New Design Rules for Cartilage Drug Delivery
BioE Associate Professor Ambika Bajpayee’s lab established new design principles for joint drug delivery in an article titled “Spatial charge-hydrophobicity configuration modulates cationic peptide transport in cartilage,” recently published in Biophysical Journal. The study reveals that peptide carriers with evenly distributed charges and minimal hydrophobicity achieve the deepest and most durable penetration into cartilage, providing a vital framework for treating conditions like osteoarthritis.
Abstract:
Charge-based delivery systems offer a promising approach for targeting dense, negatively charged tissues such as cartilage, which presents a significant transport barrier due to its high fixed charge density from aggrecan glycosaminoglycans. Cationic nanocarriers, including peptide-based systems, can overcome these barriers by leveraging electrostatic interactions to enhance intratissue penetration. However, the effectiveness of these carriers depends not only on their net positive charge, which drives Donnan partitioning, but also on the precise spatial arrangement of cationic and hydrophobic residues, which influences transport, binding, and retention. In this study, we investigated the impact of spatial charge distribution and hydrophobicity on the intracartilage transport and retention of arginine-rich cationic peptide carriers with a net charge of +14, optimized for effective cartilage targeting. Using both experimental methods and molecular modeling, we examined the transport properties of cationic peptide carriers with varied charge and hydrophobic cluster arrangements in healthy and degenerated cartilage with different fixed charge densities. Our findings reveal that peptides with a higher degree of clustered cationic or hydrophobic residues exhibit greater intracartilage diffusivity due to weaker binding interactions with aggrecan glycosaminoglycans and a more flexible structural conformation that incurs an entropic penalty.

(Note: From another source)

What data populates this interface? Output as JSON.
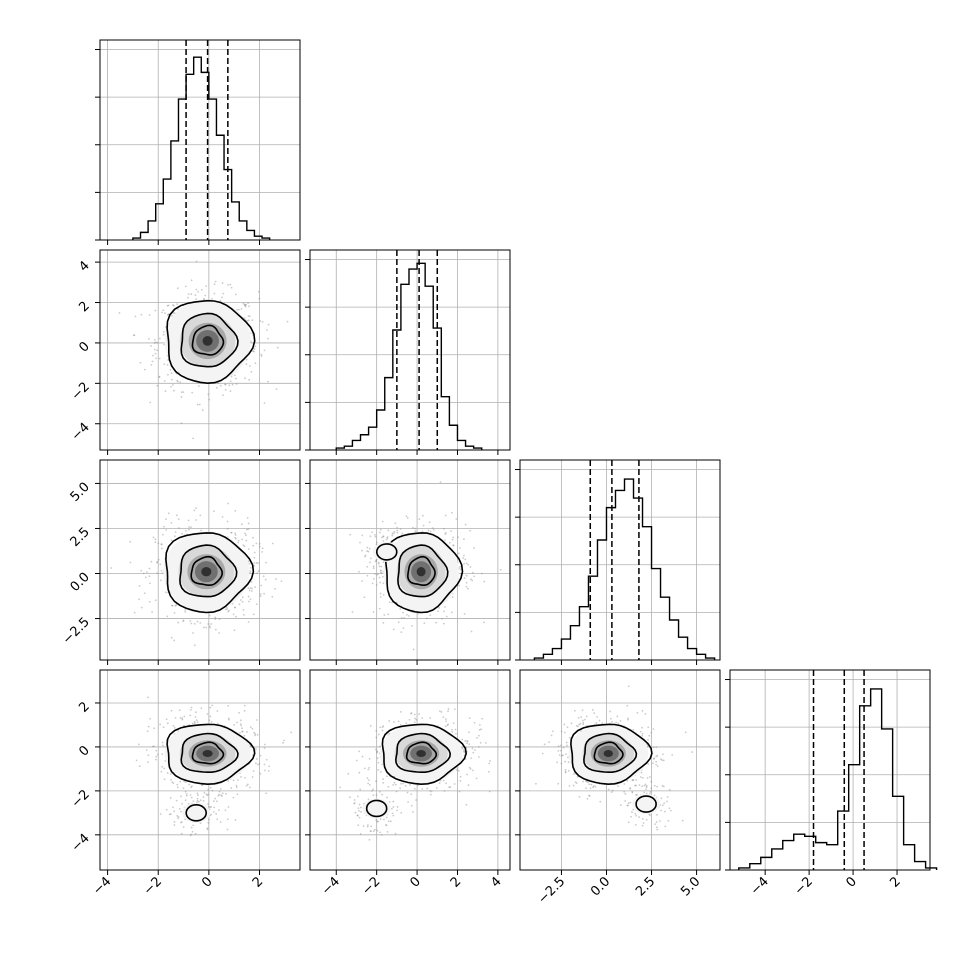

However, although hydrophobic residues can enhance intratissue retention, particularly in degenerated tissues, they also promote competitive binding within synovial fluid, emphasizing the need for hydrophilic designs. Overall, our results indicate that evenly distributed cationic residues and minimal hydrophobicity yield the most effective carriers for deep, long-term tissue penetration, providing a framework for the rational design of tissue-targeting cationic peptide carriers. The design principles established in this work can be broadly applied to the rational development of cationic carriers for targeted drug delivery in a wide range of negatively charged tissues.